Michael Moritz, partner in the legendary California venture capital firm Sequoia Capital, wouldn't seem to need anyone's investment advice.
The Wales native was the original investor in Yahoo! when that company employed only its two founders. And he became a director of search-engine giant Google when its employees numbered only a dozen. Sequoia was an original investor in Cisco Systems.
But he drew upon the inspiration of former First Lady Nancy Reagan and Oakland A's General Manager Billy Beane in giving his keynote speech at the 10th Annual 2004 Venture Capital & Private Equity Conference, held at Harvard Business School February 7.
Calling Beane's baseball team "a new, unknown West Coast venture capital firm," Moritz said would-be venture capitalists would do well to observe Beane's strategy of discovering winners among undervalued players. The Athletics in recent years have achieved great on-field success despite having one of the lowest payrolls in baseball.
Outlined in Michael Lewis's book Moneyball, Moritz said Beane's principals sound like "a handbook for the venture capitalist business."
While there is danger in the venture business in getting too far away from the crowd, it can often pay to be unconventional. |
Michael Moritz |
Parts of Beane's philosophy that Moritz said investors would do well to take to heart involved scouting out "misfits and oddballs," who may have been written off by other teams (and investors); paying attention to players who most frequently get on base rather than those always swinging for the fences; experimenting in the minor leagues, not the big ones; and not following the crowd.
"While there is danger in the venture business in getting too far away from the crowd, it can often pay to be somewhat unconventional," Moritz said.
Funding misfits and oddballs
He said when Sequoia considered funding Cisco, "which was staffed by a misfit and an oddball," the venture firm went ahead with the investment even though the conventional wisdom was that the networking business with big players like IBM was too crowded.

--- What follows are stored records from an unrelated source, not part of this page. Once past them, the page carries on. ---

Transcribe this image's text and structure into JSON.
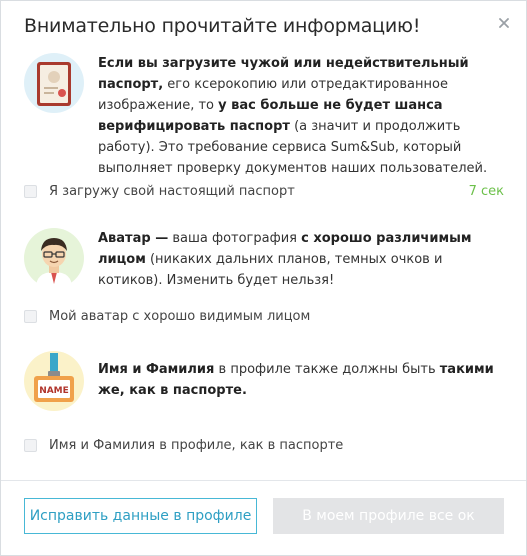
{
  "modal": {
    "title": "Внимательно прочитайте информацию!",
    "close_icon": "close-icon"
  },
  "passport_block": {
    "icon": "passport-document-icon",
    "text_parts": [
      {
        "b": true,
        "t": "Если вы загрузите чужой или недействительный паспорт,"
      },
      {
        "b": false,
        "t": " его ксерокопию или отредактированное изображение, то "
      },
      {
        "b": true,
        "t": "у вас больше не будет шанса верифицировать паспорт"
      },
      {
        "b": false,
        "t": " (а значит и продолжить работу). Это требование сервиса Sum&Sub, который выполняет проверку документов наших пользователей."
      }
    ],
    "checkbox_label": "Я загружу свой настоящий паспорт",
    "timer": "7 сек"
  },
  "avatar_block": {
    "icon": "avatar-person-icon",
    "text_parts": [
      {
        "b": true,
        "t": "Аватар —"
      },
      {
        "b": false,
        "t": " ваша фотография "
      },
      {
        "b": true,
        "t": "с хорошо различимым лицом"
      },
      {
        "b": false,
        "t": " (никаких дальних планов, темных очков и котиков). Изменить будет нельзя!"
      }
    ],
    "checkbox_label": "Мой аватар с хорошо видимым лицом"
  },
  "name_block": {
    "icon": "name-badge-icon",
    "badge_text": "NAME",
    "text_parts": [
      {
        "b": true,
        "t": "Имя и Фамилия"
      },
      {
        "b": false,
        "t": " в профиле также должны быть "
      },
      {
        "b": true,
        "t": "такими же, как в паспорте."
      }
    ],
    "checkbox_label": "Имя и Фамилия в профиле, как в паспорте"
  },
  "footer": {
    "fix_profile_label": "Исправить данные в профиле",
    "profile_ok_label": "В моем профиле все ок"
  },
  "colors": {
    "accent": "#48b8d6",
    "timer": "#6cc04a",
    "disabled_button": "#e3e4e6"
  }
}
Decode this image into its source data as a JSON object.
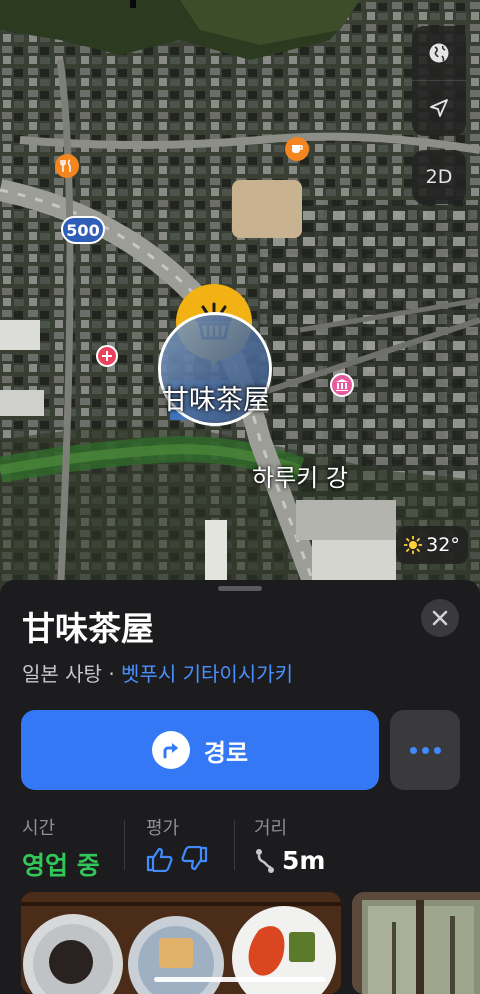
{
  "map": {
    "road_shield": "500",
    "river_label": "하루키 강",
    "selected_pin_label": "甘味茶屋",
    "controls": {
      "globe_icon": "globe-icon",
      "location_icon": "location-arrow-icon",
      "view_mode": "2D"
    },
    "weather": {
      "icon": "sun-icon",
      "temperature": "32°"
    },
    "pois": [
      "restaurant-icon",
      "cafe-icon",
      "hospital-icon",
      "museum-icon",
      "shopping-basket-icon"
    ]
  },
  "place": {
    "name": "甘味茶屋",
    "category": "일본 사탕",
    "separator": "·",
    "location": "벳푸시 기타이시가키"
  },
  "actions": {
    "route_label": "경로",
    "route_icon": "directions-turn-icon",
    "more_icon": "more-icon"
  },
  "info": {
    "hours_label": "시간",
    "hours_value": "영업 중",
    "rating_label": "평가",
    "distance_label": "거리",
    "distance_value": "5m"
  },
  "colors": {
    "accent_blue": "#3478f6",
    "open_green": "#32c759",
    "sheet_bg": "#1c1c1e",
    "pin_yellow": "#f2b213",
    "river_label": "#ffffff"
  }
}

"I can't tell you how many people over the years we've bumped into in the venture business who say, 'Yes, we saw Cisco but we decided to pass on the investment,'" Moritz said.
He said the same went for Yahoo! "Everyone was mystified about how it would ever make any real money."
On Beane's theme of choosing players who frequently find ways just to get on base, Moritz said: "It is kind of interesting that Beane runs his club not on slugging percentages, but on on-base percentages."
"We do not think about hitting out-of-the-park homers; we're just struggling to get our little investment in our little company on first base, and then we'll worry about getting to second and third and eventually home," he said. "Never for a moment in our wildest dreams did we ever think that they would amount to what in later years they became."
Test for success
Finally, Moritz said, "Be somewhat cautious. Billy Beane doesn't start his new players in the wonderful Oakland Coliseum; he sends them into the hinterlands and tests them out."
"That's how we got one of our major investments very wrong. We forgot to tread cautiously; we forgot to test," he said.
That investment was the now-infamous Internet bubble-era flop Webvan, Seqouia's most spectacular failure. At the time of its IPO, Webvan had raised $850 million. Two years after going public, it went bankrupt.
Moritz said Webvan was a victim, like many Internet startups, of too much money and a too-ambitious plan. The conventional wisdom was that the grocery delivery service had to grow fast to beat other competitors to market, but Moritz said the company might still be around had it stuck to the "minor leagues" and built a business in one market before opening in others.
"The venture capital partnership that invests small amounts of money judiciously is almost always going to outperform the venture capital partnership that tries, to use an ugly phrase in the business, 'to put a lot of money to work,'" he said.
In retrospect, Moritz said, Sequoia should have listened to venture capital's "guardian angel"Nancy Reaganand just said no.
Moritz also said that while venture capitalists have a reputation for always keeping their eye on the nearest exit, it pays to wait for investments to ripen. "Patience is required in our business," he said.
"It takes a tremendously long time to build a company of value. In many cases, the best venture returns don't happen in the private phase of the company; they happen in the time that the company is public," Moritz said.
Moritz gave several examples of companies that took five to ten years after their IPO to reach their full potential for valuation. For example, $2.2 million of private capital was invested in Cisco before it went public in February 1990 with a market cap of $270 million. It now has a market capitalization of $170 billion.
"It takes a long time for sales to grow and it takes a long time for true value to be achieved," Moritz said.